Better supplier communication isn't a soft practice — it's a data-gathering exercise. The finance teams doing this well are getting visibility into:

  • Which suppliers are absorbing tariff costs vs. passing them through
  • Supplier financial health (a tariff-stressed supplier is a supply chain risk)
  • Lead time changes being driven by trade policy uncertainty
  • Which suppliers are themselves diversifying — and what that means for your unit economics

Why 66% Are Automating Process Work

Scenario planning is analyst-intensive. If your team is still spending time on manual data pulls, reconciliations, and report formatting, they don't have capacity for the scenario modeling that actually matters right now. The CFOs automating routine FP&A tasks aren't doing it because it's efficient — they're doing it because tariff scenario work requires analyst attention that's currently consumed by operational overhead.

This is the core value proposition behind Cash Flow Intelligence: automated cash flow monitoring frees your team to run scenarios instead of building dashboards.

Model Tariff Impact with Live Financial Data

Stop building scenarios in spreadsheets disconnected from your actuals. Connect your accounts and model all three tariff scenarios with real numbers.

Frequently Asked Questions

How do I calculate tariff impact on gross margin?

Tariff impact on gross margin = (tariff rate × import share of COGS) × (1 − pass-through rate). Example: a 20% tariff on goods that represent 40% of your COGS creates an 8% raw COGS increase. If you can pass 50% of that cost to customers via price increases, your net gross margin compression is 4 percentage points. Run this calculation separately for each active tariff regime (Section 301, 232, and 122) because the rates and your import exposure differ by product category.

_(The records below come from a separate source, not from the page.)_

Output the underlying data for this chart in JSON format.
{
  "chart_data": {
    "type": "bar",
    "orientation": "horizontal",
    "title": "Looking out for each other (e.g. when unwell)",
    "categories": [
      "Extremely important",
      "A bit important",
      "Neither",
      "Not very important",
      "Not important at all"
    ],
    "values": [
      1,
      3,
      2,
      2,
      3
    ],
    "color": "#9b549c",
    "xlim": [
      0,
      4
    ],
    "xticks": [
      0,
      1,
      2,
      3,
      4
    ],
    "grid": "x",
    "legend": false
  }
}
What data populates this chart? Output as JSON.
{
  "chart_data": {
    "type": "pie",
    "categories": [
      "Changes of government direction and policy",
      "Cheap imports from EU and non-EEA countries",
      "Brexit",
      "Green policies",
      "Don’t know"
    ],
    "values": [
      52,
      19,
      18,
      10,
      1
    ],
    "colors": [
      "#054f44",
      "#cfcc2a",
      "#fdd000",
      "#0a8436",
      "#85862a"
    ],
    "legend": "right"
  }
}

What financial scenarios should CFOs model for tariffs?

Three scenarios: (1) Baseline — current tariff levels held flat for 12 months, (2) Escalation — tariff rates increase 20–30% from current levels, representing a trade deterioration scenario, and (3) Relief — partial rollback of 30–50% of current tariff exposure. Each scenario should flow through COGS, gross margin, cash timing, and supplier cost assumptions independently. Present them to your board as a probability-weighted range, not as best/worst case.

How do tariffs affect cash flow forecasting?

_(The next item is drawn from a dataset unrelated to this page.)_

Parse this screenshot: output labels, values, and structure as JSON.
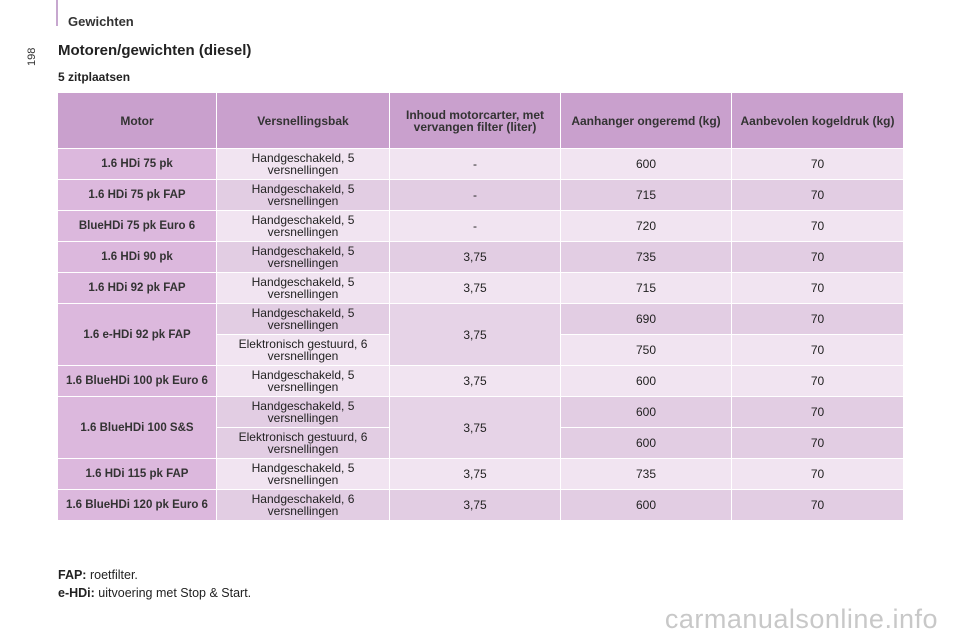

Three effects: (1) Direct COGS increase — higher landed cost per unit reduces margin on each sale, hitting operating cash flow on every import cycle. (2) Inventory pre-buy drag — companies accelerating purchases ahead of tariff increases create short-term cash deficits equal to 4–8 weeks of inventory value. (3) Supplier renegotiation lag — restructuring supply contracts takes 60–180 days, during which higher costs hit cash flow without offsetting customer price increases. The third effect is the one most CFOs underestimate in their 13-week cash flow models.

Should I pre-buy inventory before tariff increases?

Only if your cash runway supports the timing mismatch. Pre-buying locks in lower costs but creates an immediate cash drain — typically 4–8 weeks of inventory value upfront. The break-even test: if the tariff rate increase exceeds your cost of capital (typically 8–15% for operating credit lines), pre-buying is mathematically justified. If you're already capital-constrained, the cash drain is more dangerous than the tariff exposure. Never pre-buy into a capital constraint — it turns a margin problem into a liquidity crisis.